I spend a lot of time on the road for work, and even more time choosing the best place to stay (as my family and associates know very well). This all started during my work as a social media consultant for one very large hotel chain, when I helped introduce a number of different properties to review sites like Yelp! and Trip Advisor. I began to appreciate the little differences in a hotel. Some of my “mandatory” requirements:
- Free Internet. Nothing bugs me more than tacking an additional $15 to my hotel bill for the “privilege” of using a never-very-fast WIFI network. I don’t understand why the Courtyard can afford to give it away, but the full-service Marriott insists on charging me for it.
- A Convenience Store in the Lobby. Not a mini-bar in my room, that overcharges for drinks and snacks. But a fairly-priced, well-stocked “closet” of items ranging from the practical (Advil, Deodorant, Toothpaste, cold bottled water) to the indulgent (Ben & Jerry’s, Microwave Popcorn, Muscle Milk). I don’t always have a car, or the time to get to a 7-11, so having these options inside the hotel is critically important.
- Free Breakfast. It doesn’t have to be overly elaborate, but some combination of waffles, breakfast meats, toast, cereal, yogurt and eggs means that I don’t have to spend an extra hour finding a restaurant early in the morning (or spend an extra $25 at a buffet that I really don’t need). Oh, and lets include free (decent) coffee in that as well.
- Self-Parking. I understand having to pay in an urban setting, but let me park my own car if I want. I hate having to wait for the valet, especially during a busy check-in/check-out time or if I’m in a hurry.
- Good Management. I like it when the manager introduces himself, when the front desk clerk greets me by name (in person and on the phone), and when they can answer my questions about the area or solve any issues I might have. You’d be surprised at the difference this can make.

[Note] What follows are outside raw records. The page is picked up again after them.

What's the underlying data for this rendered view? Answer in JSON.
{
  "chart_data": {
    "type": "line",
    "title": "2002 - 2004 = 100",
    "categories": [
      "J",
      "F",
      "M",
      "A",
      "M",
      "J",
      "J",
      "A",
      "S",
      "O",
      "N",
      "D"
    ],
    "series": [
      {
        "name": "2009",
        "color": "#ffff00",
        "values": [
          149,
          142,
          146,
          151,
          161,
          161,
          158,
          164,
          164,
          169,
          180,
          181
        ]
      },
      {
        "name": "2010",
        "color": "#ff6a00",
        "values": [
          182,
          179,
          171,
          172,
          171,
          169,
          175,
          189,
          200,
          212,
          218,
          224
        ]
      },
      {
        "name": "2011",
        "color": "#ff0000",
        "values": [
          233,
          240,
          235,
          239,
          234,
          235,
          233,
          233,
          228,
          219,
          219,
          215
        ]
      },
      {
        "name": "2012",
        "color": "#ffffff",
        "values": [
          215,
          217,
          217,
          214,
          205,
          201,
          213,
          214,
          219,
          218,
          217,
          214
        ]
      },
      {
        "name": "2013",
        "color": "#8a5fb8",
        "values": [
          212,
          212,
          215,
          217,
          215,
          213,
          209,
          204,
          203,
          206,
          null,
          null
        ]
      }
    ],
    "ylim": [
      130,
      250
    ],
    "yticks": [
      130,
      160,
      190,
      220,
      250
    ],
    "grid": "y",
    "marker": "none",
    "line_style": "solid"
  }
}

- All the comforts of home. This includes an HDTV (with HD channels, please), comfortable beds (with clean sheets and modern bedding), plenty of electrical outlets (that don’t require me moving furniture around), name-brand soap and shampoo, a refrigerator and microwave (you know, for the popcorn and water mentioned above), a couch or chair I can sit in. Whether I’m someplace for one night or two weeks, I like to be comfortable.
Some of my favorite chains these days tend to be either new construction or recently updated: Homewood Suites by Hilton (especially the new ones), Courtyard by Marriott (especially the new ones – even though I have to pay for breakfast in the morning, it is quick and easy), Cambria Suites from Choice Hotels (when I can find one) and the newly-updated Embassy Suites (although not many of them are around). I’m staying at a Springhill Suites by Marriott this weekend, which also meets my requirements. (And yes, when I can indulge on a Kimpton Hotels property or a full-service W hotel, I’m willing to make an exception to ALL of my requirements.)
Here’s a link to a recent report by the American Customer Satisfaction Index ranking the top hotel chains. What was most interesting to me was that Marriott’s Fairfield Inn ranked number one of ALL chains in customer satisfaction. I always thought of that as a somewhat tired brand, not quite as nice as the Courtyard and not quite as new or roomy as the Springhill Suites. Maybe I’ll have to give them a shot and see what the buzz is about.
When you’re traveling, where do you like to stay and why?